DRIVER_DEB="/tmp/driver.deb"

curl -fsSL "$DRIVER_URL" -o "$DRIVER_DEB"
dpkg -i "$DRIVER_DEB" || DEBIAN_FRONTEND=noninteractive apt-get install -f -y

# 3. (Optional) Register driver/DSN
# cat >> /etc/odbcinst.ini <<'EOF'
# [MyVendorDriver]
# Description=My DB ODBC Driver
# Driver=/opt/myvendor/lib/libmyodbc.so
# EOF
#
# cat >> /etc/odbc.ini <<'EOF'
# [MyVendorDSN]
# Driver=MyVendorDriver
# Server=<server>
# Database=<database>
# Port=<port>
# EOF

echo "[$(date)] Finished ODBC init script" >> "$LOG_DIR/odbc-init.log"
exit 0

Key points so the cluster keeps starting:

  • Store the script at a supported path (for example /Workspace/.../install_odbc.sh or /Volumes/<cat>/<sch>/<vol>/install_odbc.sh) and configure it as a cluster-scoped init script on the job’s compute.
  • Keep it small (<64 KB) and make sure it always exits 0 on success; any non-zero code causes the job cluster to fail to start.
  • On Standard access mode clusters, the script path must be allowlisted by a metastore admin, or it will be blocked.
  • If it “stops working after some time”, the usual culprits are:
    • Script stored on DBFS root (now disallowed)
    • Script path no longer on the allowlist after moving to Standard mode
    • Upstream package URL changed and curl/apt-get now fails (check init logs)

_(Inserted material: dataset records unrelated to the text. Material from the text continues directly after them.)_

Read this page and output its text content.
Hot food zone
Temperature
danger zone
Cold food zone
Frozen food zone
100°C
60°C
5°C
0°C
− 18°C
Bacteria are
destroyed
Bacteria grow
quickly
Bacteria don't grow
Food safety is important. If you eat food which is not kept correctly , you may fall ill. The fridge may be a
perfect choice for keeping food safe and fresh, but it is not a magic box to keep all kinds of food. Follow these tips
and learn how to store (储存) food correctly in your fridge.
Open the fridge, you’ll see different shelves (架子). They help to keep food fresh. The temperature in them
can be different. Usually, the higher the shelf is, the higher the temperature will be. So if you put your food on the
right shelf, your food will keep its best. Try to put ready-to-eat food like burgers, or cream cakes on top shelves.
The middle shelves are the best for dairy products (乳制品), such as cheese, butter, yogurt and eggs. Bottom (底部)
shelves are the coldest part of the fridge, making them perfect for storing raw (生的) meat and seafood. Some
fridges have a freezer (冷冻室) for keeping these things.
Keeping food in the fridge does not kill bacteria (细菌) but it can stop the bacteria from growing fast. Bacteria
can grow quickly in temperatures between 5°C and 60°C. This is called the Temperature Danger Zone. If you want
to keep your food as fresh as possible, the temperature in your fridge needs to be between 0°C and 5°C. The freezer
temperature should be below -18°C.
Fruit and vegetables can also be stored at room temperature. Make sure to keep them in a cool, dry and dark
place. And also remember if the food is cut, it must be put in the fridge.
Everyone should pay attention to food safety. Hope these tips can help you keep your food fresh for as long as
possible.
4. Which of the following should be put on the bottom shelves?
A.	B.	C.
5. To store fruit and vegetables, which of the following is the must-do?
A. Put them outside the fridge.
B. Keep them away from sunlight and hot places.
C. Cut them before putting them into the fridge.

You can inspect failures in /databricks/init_scripts/...stdout.log or via cluster log delivery.


Option 3: Use Lakehouse Federation / remote_query to execute procedures

For SQL Server and several other databases, you can create a Unity Catalog connection and then use remote_query to run the database’s native SQL (including stored procedures) from Databricks SQL or notebooks, again without any OS-level driver:

SELECT *
FROM remote_query(
  'my_sqlserver_connection',
  database => 'MyDb',
  query    => 'EXEC dbo.MyStoredProc @Param1 = 42'
);

This uses JDBC under the hood and is the strategic path for cross-system querying.


My recommendation:
Use Option 1 or 3 (JDBC / Lakehouse Federation / remote_query) instead of installing an ODBC driver on the job cluster. Only use Option 2 if you’re blocked by a hard dependency on ODBC, and in that case, adapt the template script above and double-check script location, allowlist, and init-script logs to understand why it started failing.